An Electro Soul Experience a été la première pierre de l'édifice discographique du trio nantais Smooth. Cinq ans après la sortie de leur premier joyau musical, David Darricarrère (Chant/guitare), Nicolas Berrivin (basse) et Christophe Declercq (batterie) ont effectué un véritable virage musical avec la sortie de leur troisième pierre The Parade qui regorge de pépites musicales. En 2006, The Endless Rise of The Sun avait laissé entrevoir une volonté des trois membres de Smooth de se détacher de cette étiquette lounge qu'on leur avait trop vite collé à propos de leur style musical. En pleine tournée pour défendre leur nouvel opus, Smooth se produisait non loin de leur ville d'origine sur la scène du Chabada à Angers. Le rendez vous était donné avec David, chanteur de Smooth pour discuter de ce troisième album The Parade, quelques minutes avant de se lancer devant le public angevin.

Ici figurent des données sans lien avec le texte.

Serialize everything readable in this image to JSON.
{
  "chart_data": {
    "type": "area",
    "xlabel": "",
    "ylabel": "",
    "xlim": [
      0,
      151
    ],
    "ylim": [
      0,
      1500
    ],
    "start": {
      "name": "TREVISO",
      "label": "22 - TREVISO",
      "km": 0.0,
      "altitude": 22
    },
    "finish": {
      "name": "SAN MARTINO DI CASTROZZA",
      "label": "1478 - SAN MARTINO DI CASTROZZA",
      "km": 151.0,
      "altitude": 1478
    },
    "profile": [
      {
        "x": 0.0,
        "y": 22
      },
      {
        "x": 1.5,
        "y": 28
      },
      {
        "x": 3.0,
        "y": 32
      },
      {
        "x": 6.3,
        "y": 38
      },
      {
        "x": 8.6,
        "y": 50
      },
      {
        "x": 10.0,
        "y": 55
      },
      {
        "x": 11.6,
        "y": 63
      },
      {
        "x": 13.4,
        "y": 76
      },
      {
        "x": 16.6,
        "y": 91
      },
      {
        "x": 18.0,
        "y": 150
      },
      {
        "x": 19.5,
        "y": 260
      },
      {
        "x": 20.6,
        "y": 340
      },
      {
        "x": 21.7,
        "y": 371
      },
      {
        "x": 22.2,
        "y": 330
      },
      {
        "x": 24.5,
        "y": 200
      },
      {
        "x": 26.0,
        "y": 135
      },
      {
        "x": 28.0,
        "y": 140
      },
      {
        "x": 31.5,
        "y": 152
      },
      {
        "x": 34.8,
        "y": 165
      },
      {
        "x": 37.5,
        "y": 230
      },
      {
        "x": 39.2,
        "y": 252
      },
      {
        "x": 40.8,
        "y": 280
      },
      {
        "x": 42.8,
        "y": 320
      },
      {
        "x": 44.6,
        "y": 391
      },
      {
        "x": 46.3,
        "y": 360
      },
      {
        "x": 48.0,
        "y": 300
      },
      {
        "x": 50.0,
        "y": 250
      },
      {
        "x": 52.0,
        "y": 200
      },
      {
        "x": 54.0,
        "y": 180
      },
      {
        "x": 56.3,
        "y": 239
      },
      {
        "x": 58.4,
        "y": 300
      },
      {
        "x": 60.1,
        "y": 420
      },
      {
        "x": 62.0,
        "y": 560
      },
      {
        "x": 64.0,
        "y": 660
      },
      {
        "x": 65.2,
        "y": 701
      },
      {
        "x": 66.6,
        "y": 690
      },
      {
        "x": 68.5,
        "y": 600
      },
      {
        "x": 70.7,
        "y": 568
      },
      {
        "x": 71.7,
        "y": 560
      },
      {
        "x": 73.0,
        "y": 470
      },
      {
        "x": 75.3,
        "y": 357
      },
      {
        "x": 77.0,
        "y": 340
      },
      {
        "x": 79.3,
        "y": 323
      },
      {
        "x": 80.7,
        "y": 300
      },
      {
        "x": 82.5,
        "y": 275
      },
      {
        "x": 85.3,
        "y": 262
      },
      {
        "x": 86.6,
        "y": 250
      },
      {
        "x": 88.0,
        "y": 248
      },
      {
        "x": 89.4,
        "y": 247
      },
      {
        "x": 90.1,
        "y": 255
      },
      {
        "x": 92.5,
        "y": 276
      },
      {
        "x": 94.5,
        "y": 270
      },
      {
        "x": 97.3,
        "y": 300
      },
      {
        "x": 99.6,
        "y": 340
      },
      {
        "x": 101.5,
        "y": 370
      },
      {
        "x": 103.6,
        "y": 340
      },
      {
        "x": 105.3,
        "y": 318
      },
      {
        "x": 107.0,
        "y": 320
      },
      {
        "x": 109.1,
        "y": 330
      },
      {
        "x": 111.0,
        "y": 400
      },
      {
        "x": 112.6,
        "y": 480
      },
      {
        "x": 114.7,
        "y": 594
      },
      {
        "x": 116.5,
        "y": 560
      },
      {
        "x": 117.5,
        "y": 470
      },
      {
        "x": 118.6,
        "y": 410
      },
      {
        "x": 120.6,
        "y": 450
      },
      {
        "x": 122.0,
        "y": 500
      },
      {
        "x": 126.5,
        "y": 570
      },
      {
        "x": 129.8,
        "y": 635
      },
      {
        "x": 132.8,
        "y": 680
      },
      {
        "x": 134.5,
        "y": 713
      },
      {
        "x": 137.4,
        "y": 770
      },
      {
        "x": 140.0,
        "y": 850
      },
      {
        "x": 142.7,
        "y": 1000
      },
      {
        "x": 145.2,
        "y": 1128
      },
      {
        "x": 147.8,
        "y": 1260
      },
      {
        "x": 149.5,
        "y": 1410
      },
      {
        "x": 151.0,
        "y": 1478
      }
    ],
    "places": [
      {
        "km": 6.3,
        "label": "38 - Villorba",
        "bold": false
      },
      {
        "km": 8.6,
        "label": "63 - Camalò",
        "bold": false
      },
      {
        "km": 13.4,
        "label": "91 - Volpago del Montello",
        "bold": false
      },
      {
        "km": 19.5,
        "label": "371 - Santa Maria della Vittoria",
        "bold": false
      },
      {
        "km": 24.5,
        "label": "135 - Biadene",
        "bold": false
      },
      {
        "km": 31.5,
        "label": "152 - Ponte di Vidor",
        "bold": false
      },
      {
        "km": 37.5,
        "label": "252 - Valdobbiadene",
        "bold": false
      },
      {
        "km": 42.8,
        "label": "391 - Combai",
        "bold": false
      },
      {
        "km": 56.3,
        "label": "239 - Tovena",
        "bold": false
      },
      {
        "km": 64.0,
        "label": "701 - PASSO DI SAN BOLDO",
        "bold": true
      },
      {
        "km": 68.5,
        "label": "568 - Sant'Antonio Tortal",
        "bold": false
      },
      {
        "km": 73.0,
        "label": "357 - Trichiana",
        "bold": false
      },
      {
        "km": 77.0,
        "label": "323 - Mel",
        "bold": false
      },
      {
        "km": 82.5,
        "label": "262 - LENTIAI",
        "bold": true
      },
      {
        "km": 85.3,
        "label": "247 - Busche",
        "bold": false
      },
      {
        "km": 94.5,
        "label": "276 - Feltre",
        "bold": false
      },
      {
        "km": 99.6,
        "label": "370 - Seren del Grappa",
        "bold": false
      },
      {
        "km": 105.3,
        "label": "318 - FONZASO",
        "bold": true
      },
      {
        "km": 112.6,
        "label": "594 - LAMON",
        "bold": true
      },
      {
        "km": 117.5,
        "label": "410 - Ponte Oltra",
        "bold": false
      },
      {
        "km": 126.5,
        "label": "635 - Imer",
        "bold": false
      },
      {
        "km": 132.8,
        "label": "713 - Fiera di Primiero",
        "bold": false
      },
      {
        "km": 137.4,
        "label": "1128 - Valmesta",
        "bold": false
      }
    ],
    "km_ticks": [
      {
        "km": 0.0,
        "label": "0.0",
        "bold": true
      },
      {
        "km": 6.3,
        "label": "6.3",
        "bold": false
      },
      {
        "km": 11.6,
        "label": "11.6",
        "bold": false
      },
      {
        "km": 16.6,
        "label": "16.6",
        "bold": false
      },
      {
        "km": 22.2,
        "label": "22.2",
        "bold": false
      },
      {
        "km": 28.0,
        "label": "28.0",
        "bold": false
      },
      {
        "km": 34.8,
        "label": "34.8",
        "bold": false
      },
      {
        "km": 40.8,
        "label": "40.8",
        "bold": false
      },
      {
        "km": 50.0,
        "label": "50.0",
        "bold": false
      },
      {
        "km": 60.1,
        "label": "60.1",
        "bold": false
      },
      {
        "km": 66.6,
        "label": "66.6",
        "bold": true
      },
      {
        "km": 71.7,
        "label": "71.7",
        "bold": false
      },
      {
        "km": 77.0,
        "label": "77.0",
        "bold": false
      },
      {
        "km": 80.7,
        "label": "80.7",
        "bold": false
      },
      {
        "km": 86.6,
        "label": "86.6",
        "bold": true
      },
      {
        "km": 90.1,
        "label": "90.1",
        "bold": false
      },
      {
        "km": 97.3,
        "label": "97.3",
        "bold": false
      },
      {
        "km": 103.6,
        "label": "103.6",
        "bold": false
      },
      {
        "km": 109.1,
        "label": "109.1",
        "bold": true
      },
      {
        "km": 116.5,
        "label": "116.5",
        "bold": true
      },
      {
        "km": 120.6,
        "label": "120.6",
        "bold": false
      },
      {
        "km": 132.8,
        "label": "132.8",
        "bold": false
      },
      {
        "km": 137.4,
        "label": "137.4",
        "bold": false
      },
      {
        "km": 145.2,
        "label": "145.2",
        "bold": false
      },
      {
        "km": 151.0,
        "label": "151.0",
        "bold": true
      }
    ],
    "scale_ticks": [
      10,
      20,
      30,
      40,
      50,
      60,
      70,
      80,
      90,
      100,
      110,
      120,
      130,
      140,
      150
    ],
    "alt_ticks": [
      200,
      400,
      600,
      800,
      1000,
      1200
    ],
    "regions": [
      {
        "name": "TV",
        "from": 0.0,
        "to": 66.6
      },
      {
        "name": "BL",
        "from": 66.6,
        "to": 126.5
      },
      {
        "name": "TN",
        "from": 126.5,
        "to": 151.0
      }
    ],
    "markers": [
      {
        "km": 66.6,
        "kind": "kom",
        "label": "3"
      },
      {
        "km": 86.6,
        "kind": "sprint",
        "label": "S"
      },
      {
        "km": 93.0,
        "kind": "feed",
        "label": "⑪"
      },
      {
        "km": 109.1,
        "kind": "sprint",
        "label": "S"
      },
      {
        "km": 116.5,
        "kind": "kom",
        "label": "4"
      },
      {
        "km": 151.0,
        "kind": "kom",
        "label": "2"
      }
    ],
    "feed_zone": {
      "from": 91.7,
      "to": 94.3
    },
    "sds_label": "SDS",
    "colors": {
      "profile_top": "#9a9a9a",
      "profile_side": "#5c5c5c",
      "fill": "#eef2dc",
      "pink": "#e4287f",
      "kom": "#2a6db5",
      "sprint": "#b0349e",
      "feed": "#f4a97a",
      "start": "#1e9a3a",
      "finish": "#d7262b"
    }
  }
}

Hervé: The Parade, le troisième album studio de Smooth est disponible depuis février 2010. Comment a été reçu ce nouvel album par la presse spécialisée?
David: La presse a remarqué le virage pop et folk que l'on peut voir sur certains titres. On s'est appliqué à faire des morceaux qui soient jouables à la guitare autour d'un feu de bois. Dans un certains sens, c'est un virage artistique. En général, The Parade a été bien accueilli par la presse.
Hervé: Et par le public?
David: On a toujours gardé cette recette de sampling et d'ambiance que l'on retrouvait sur les deux précédents albums. On a réussit à faire plaisir à tout le monde et surtout … à nous
Hervé: Comment se passe la tournée en relation avec The Parade?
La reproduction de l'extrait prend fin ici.